In this hoganlovells.com interview, Hogan Lovells partner Lisa Ellman and senior advisor Gretchen West talk about the role commercial drones and unmanned aircraft systems (UAS) will play in the future of mobility. They also discuss what type of UAS traffic management will be needed for tomorrow’s highways in the sky and how the Commercial Drone Alliance is working to reduce barriers and enable this game-changing technology.
How quickly have drones and drone technology evolved?
Ellman: Drone technology has moved forward quickly, both in terms of the vehicle itself and the information technology that’s on the vehicle. Once considered a toy, drones mounted with a camera can be used to inspect things, like cell phone towers, pipelines, flare stacks, electrical wires, and bridges. There are huge safety and efficiency benefits to using drones instead of helicopters or people for these types of jobs.
Other use cases for drones include assessing crop health, detecting variations, and mapping terrain; providing high-res digital elevation models of construction sites, mines, and structures; and rapid deployment for search and rescue efforts. Drones have been used in the aftermath of Hurricanes Harvey and Irma to locate missing persons, assess damage, and report the news. Drones are being used in other countries to deliver things like medicine and medical supplies to assist with catastrophe response. This industry is ripe for rapid growth.
While the technology has moved forward quickly, the policy has lagged behind. For the first time, commercial drones were broadly authorized here in the U.S. in August 2016. Under the rules, you can only fly small drones in low-risk ways — within visual line-of-sight (VLOS), during daytime hours, not over people, and up to 400 feet. Over time, once the policy considerations are dealt with, we will see the policies move forward to the point that you can fly drones beyond the visual line-of-sight (BVLOS) and use drones for package and cargo delivery. And eventually, we will get to the point where you can use drones for people delivery. There are some pretty big players getting into the air taxi space. Larger, high-altitude drones could also be used in the future to provide wireless Internet connectivity.

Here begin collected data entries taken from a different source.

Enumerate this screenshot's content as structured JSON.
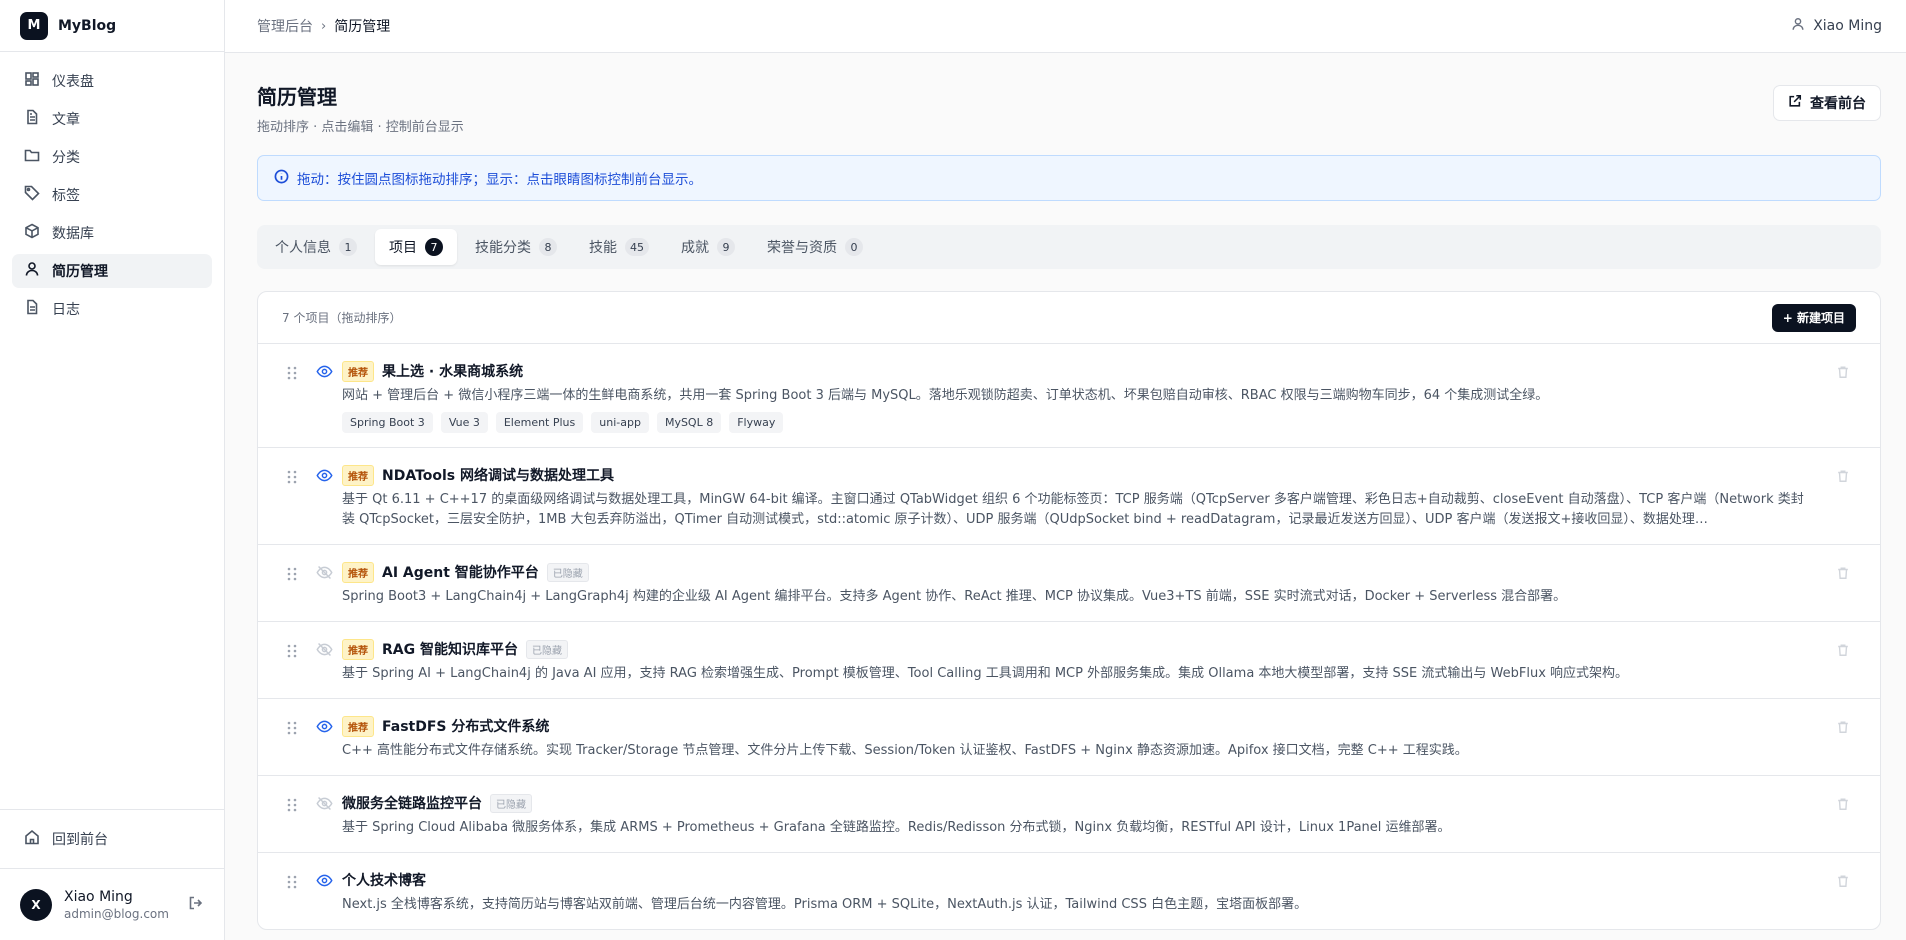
{
  "brand": {
    "logo": "M",
    "name": "MyBlog"
  },
  "sidebar": {
    "items": [
      {
        "label": "仪表盘",
        "icon": "dashboard-icon"
      },
      {
        "label": "文章",
        "icon": "file-icon"
      },
      {
        "label": "分类",
        "icon": "folder-icon"
      },
      {
        "label": "标签",
        "icon": "tag-icon"
      },
      {
        "label": "数据库",
        "icon": "database-icon"
      },
      {
        "label": "简历管理",
        "icon": "user-icon",
        "active": true
      },
      {
        "label": "日志",
        "icon": "log-icon"
      }
    ],
    "back_label": "回到前台"
  },
  "user": {
    "initial": "X",
    "name": "Xiao Ming",
    "email": "admin@blog.com"
  },
  "topbar": {
    "crumb_parent": "管理后台",
    "crumb_current": "简历管理",
    "user_name": "Xiao Ming"
  },
  "page": {
    "title": "简历管理",
    "subtitle": "拖动排序 · 点击编辑 · 控制前台显示",
    "view_button": "查看前台",
    "alert": "拖动：按住圆点图标拖动排序；显示：点击眼睛图标控制前台显示。"
  },
  "tabs": [
    {
      "label": "个人信息",
      "count": "1"
    },
    {
      "label": "项目",
      "count": "7",
      "active": true
    },
    {
      "label": "技能分类",
      "count": "8"
    },
    {
      "label": "技能",
      "count": "45"
    },
    {
      "label": "成就",
      "count": "9"
    },
    {
      "label": "荣誉与资质",
      "count": "0"
    }
  ],
  "list": {
    "count_label": "7 个项目（拖动排序）",
    "new_button": "+ 新建项目",
    "recommend_label": "推荐",
    "hidden_label": "已隐藏",
    "items": [
      {
        "title": "果上选 · 水果商城系统",
        "recommended": true,
        "visible": true,
        "desc": "网站 + 管理后台 + 微信小程序三端一体的生鲜电商系统，共用一套 Spring Boot 3 后端与 MySQL。落地乐观锁防超卖、订单状态机、坏果包赔自动审核、RBAC 权限与三端购物车同步，64 个集成测试全绿。",
        "tags": [
          "Spring Boot 3",
          "Vue 3",
          "Element Plus",
          "uni-app",
          "MySQL 8",
          "Flyway"
        ]
      },
      {
        "title": "NDATools 网络调试与数据处理工具",
        "recommended": true,
        "visible": true,
        "desc": "基于 Qt 6.11 + C++17 的桌面级网络调试与数据处理工具，MinGW 64-bit 编译。主窗口通过 QTabWidget 组织 6 个功能标签页：TCP 服务端（QTcpServer 多客户端管理、彩色日志+自动裁剪、closeEvent 自动落盘）、TCP 客户端（Network 类封装 QTcpSocket，三层安全防护，1MB 大包丢弃防溢出，QTimer 自动测试模式，std::atomic 原子计数）、UDP 服务端（QUdpSocket bind + readDatagram，记录最近发送方回显）、UDP 客户端（发送报文+接收回显）、数据处理…",
        "tags": []
      },
      {
        "title": "AI Agent 智能协作平台",
        "recommended": true,
        "visible": false,
        "desc": "Spring Boot3 + LangChain4j + LangGraph4j 构建的企业级 AI Agent 编排平台。支持多 Agent 协作、ReAct 推理、MCP 协议集成。Vue3+TS 前端，SSE 实时流式对话，Docker + Serverless 混合部署。",
        "tags": []
      },
      {
        "title": "RAG 智能知识库平台",
        "recommended": true,
        "visible": false,
        "desc": "基于 Spring AI + LangChain4j 的 Java AI 应用，支持 RAG 检索增强生成、Prompt 模板管理、Tool Calling 工具调用和 MCP 外部服务集成。集成 Ollama 本地大模型部署，支持 SSE 流式输出与 WebFlux 响应式架构。",
        "tags": []
      },
      {
        "title": "FastDFS 分布式文件系统",
        "recommended": true,
        "visible": true,
        "desc": "C++ 高性能分布式文件存储系统。实现 Tracker/Storage 节点管理、文件分片上传下载、Session/Token 认证鉴权、FastDFS + Nginx 静态资源加速。Apifox 接口文档，完整 C++ 工程实践。",
        "tags": []
      },
      {
        "title": "微服务全链路监控平台",
        "recommended": false,
        "visible": false,
        "desc": "基于 Spring Cloud Alibaba 微服务体系，集成 ARMS + Prometheus + Grafana 全链路监控。Redis/Redisson 分布式锁，Nginx 负载均衡，RESTful API 设计，Linux 1Panel 运维部署。",
        "tags": []
      },
      {
        "title": "个人技术博客",
        "recommended": false,
        "visible": true,
        "desc": "Next.js 全栈博客系统，支持简历站与博客站双前端、管理后台统一内容管理。Prisma ORM + SQLite，NextAuth.js 认证，Tailwind CSS 白色主题，宝塔面板部署。",
        "tags": []
      }
    ]
  }
}
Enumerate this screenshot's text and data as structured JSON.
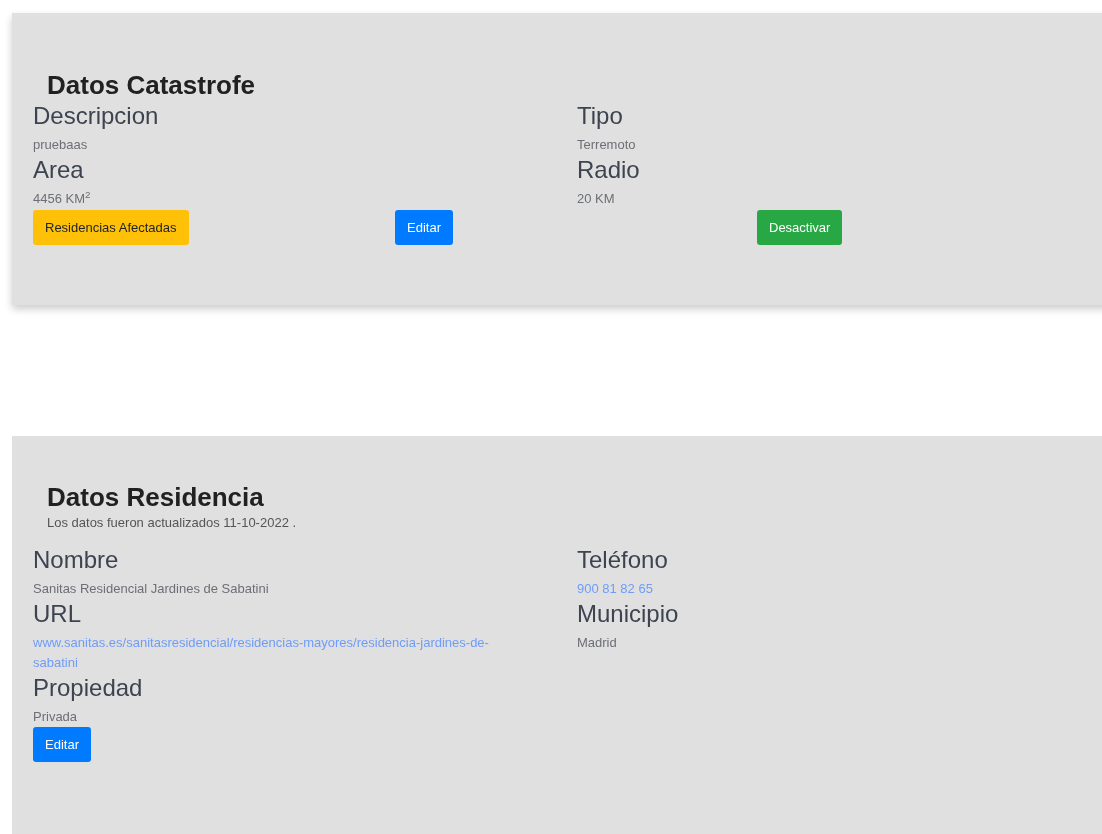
{
  "catastrofe": {
    "title": "Datos Catastrofe",
    "columns": [
      [
        {
          "label": "Descripcion",
          "value": "pruebaas",
          "kind": "text"
        },
        {
          "label": "Area",
          "value": "4456 KM$^{2}$",
          "kind": "text"
        }
      ],
      [
        {
          "label": "Tipo",
          "value": "Terremoto",
          "kind": "text"
        },
        {
          "label": "Radio",
          "value": "20 KM",
          "kind": "text"
        }
      ]
    ],
    "buttons": [
      {
        "label": "Residencias Afectadas",
        "kind": "warning"
      },
      {
        "label": "Editar",
        "kind": "primary"
      },
      {
        "label": "Desactivar",
        "kind": "success"
      }
    ]
  },
  "residencia": {
    "title": "Datos Residencia",
    "subtitle": "Los datos fueron actualizados 11-10-2022 .",
    "columns": [
      [
        {
          "label": "Nombre",
          "value": "Sanitas Residencial Jardines de Sabatini",
          "kind": "text"
        },
        {
          "label": "URL",
          "value": "www.sanitas.es/sanitasresidencial/residencias-mayores/residencia-jardines-de-sabatini",
          "kind": "link"
        },
        {
          "label": "Propiedad",
          "value": "Privada",
          "kind": "text"
        }
      ],
      [
        {
          "label": "Teléfono",
          "value": "900 81 82 65",
          "kind": "link"
        },
        {
          "label": "Municipio",
          "value": "Madrid",
          "kind": "text"
        }
      ]
    ],
    "buttons": [
      {
        "label": "Editar",
        "kind": "primary"
      }
    ]
  }
}
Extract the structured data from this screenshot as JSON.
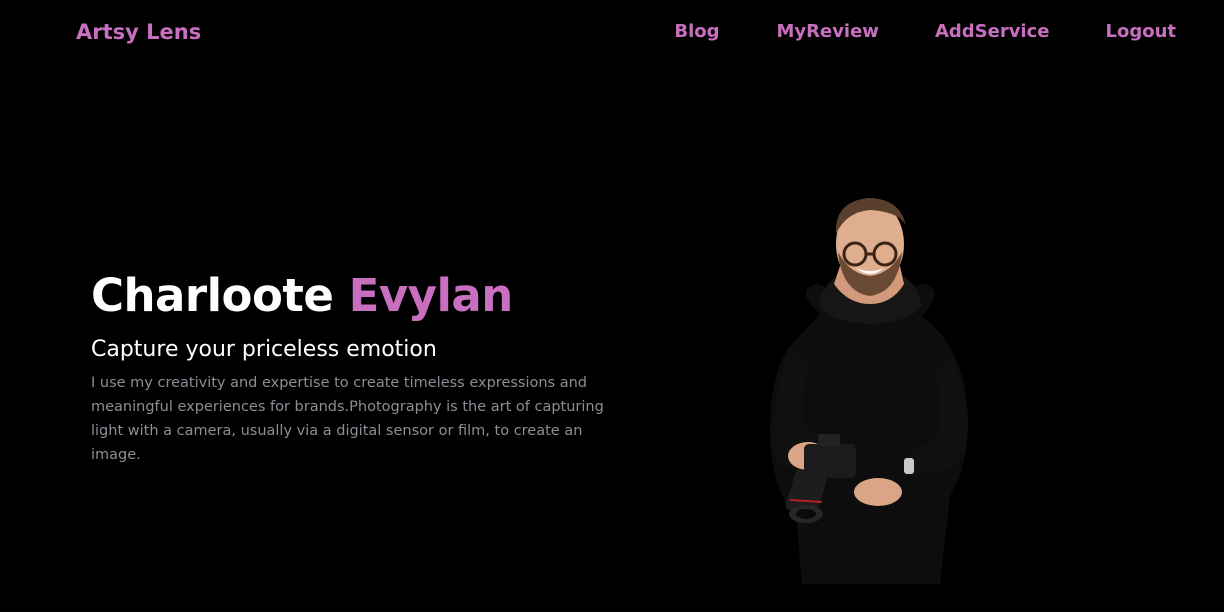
{
  "nav": {
    "brand": "Artsy Lens",
    "links": [
      {
        "label": "Blog"
      },
      {
        "label": "MyReview"
      },
      {
        "label": "AddService"
      },
      {
        "label": "Logout"
      }
    ]
  },
  "hero": {
    "first_name": "Charloote",
    "last_name": "Evylan",
    "subtitle": "Capture your priceless emotion",
    "description": "I use my creativity and expertise to create timeless expressions and meaningful experiences for brands.Photography is the art of capturing light with a camera, usually via a digital sensor or film, to create an image.",
    "photo_icon": "photographer-with-camera-icon"
  },
  "colors": {
    "background": "#000000",
    "accent": "#c86fc0",
    "text": "#ffffff",
    "muted": "#8c8e96"
  }
}
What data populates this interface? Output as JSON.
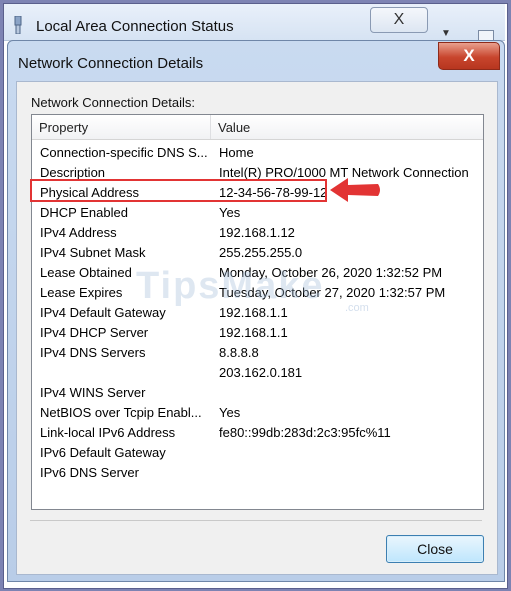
{
  "back_window": {
    "title": "Local Area Connection Status",
    "close_label": "X"
  },
  "dialog": {
    "title": "Network Connection Details",
    "close_label": "X",
    "section_label": "Network Connection Details:",
    "columns": {
      "property": "Property",
      "value": "Value"
    },
    "rows": [
      {
        "property": "Connection-specific DNS S...",
        "value": "Home"
      },
      {
        "property": "Description",
        "value": "Intel(R) PRO/1000 MT Network Connection"
      },
      {
        "property": "Physical Address",
        "value": "12-34-56-78-99-12"
      },
      {
        "property": "DHCP Enabled",
        "value": "Yes"
      },
      {
        "property": "IPv4 Address",
        "value": "192.168.1.12"
      },
      {
        "property": "IPv4 Subnet Mask",
        "value": "255.255.255.0"
      },
      {
        "property": "Lease Obtained",
        "value": "Monday, October 26, 2020 1:32:52 PM"
      },
      {
        "property": "Lease Expires",
        "value": "Tuesday, October 27, 2020 1:32:57 PM"
      },
      {
        "property": "IPv4 Default Gateway",
        "value": "192.168.1.1"
      },
      {
        "property": "IPv4 DHCP Server",
        "value": "192.168.1.1"
      },
      {
        "property": "IPv4 DNS Servers",
        "value": "8.8.8.8"
      },
      {
        "property": "",
        "value": "203.162.0.181"
      },
      {
        "property": "IPv4 WINS Server",
        "value": ""
      },
      {
        "property": "NetBIOS over Tcpip Enabl...",
        "value": "Yes"
      },
      {
        "property": "Link-local IPv6 Address",
        "value": "fe80::99db:283d:2c3:95fc%11"
      },
      {
        "property": "IPv6 Default Gateway",
        "value": ""
      },
      {
        "property": "IPv6 DNS Server",
        "value": ""
      }
    ],
    "close_button": "Close"
  },
  "watermark": {
    "main": "TipsMake",
    "sub": ".com"
  },
  "colors": {
    "highlight": "#e23434",
    "titlebar_close": "#c8452d",
    "background": "#7d83b3"
  }
}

How will drone traffic in this new air space be managed?
Ellman: The key with all of this is having an unmanned aircraft systems traffic management (UTM) system — essentially air traffic control for drones — and highways in the sky that will exist to manage traffic above buildings, below crewed aircraft, in suburban and rural areas. In these corridors or highways in the sky, drones will be communicating with each other, law enforcement and regulators on the ground, as well as other vehicles. You will be able to put your preferred flight path into a computer or an app that will figure it all out for you and de-conflicts the airspace with other vehicles in this space.
NASA has been heading the UTM effort, working hand-in-hand with industry partners and the U.S. Federal Aviation Administration (FAA) to design highways in the sky. You have a number of companies that are designing unmanned traffic management systems. The idea on the federal government side is that the UTM won’t be “owned” by any one player, it will be interoperable. Delivery of the UTM to the FAA for further testing is planned for 2019.
What role does the U.S. Commercial Drone Alliance play in the industry?
West: A common thread running through all of these new mobility technologies, including drones, is the challenge of selling them to the public. That’s the case with all newly introduced technology. In keeping with its role as an industry leader, Hogan Lovells is managing the industry-led nonprofit Commercial Drone Alliance. Members include manufacturers, service providers, software developers, commercial drone end users, and vertical markets — including oil and gas, precision agriculture, construction, security, communications technology, infrastructure, newsgathering, filmmaking, and others.
The Commercial Drone Alliance is dedicated to educating policymakers and the public about the benefits of commercial drone use, collaborating with lawmakers at all levels of government to enhance innovation and economic growth through policy, and creating the value proposition for supporting commercial end users to enable growth.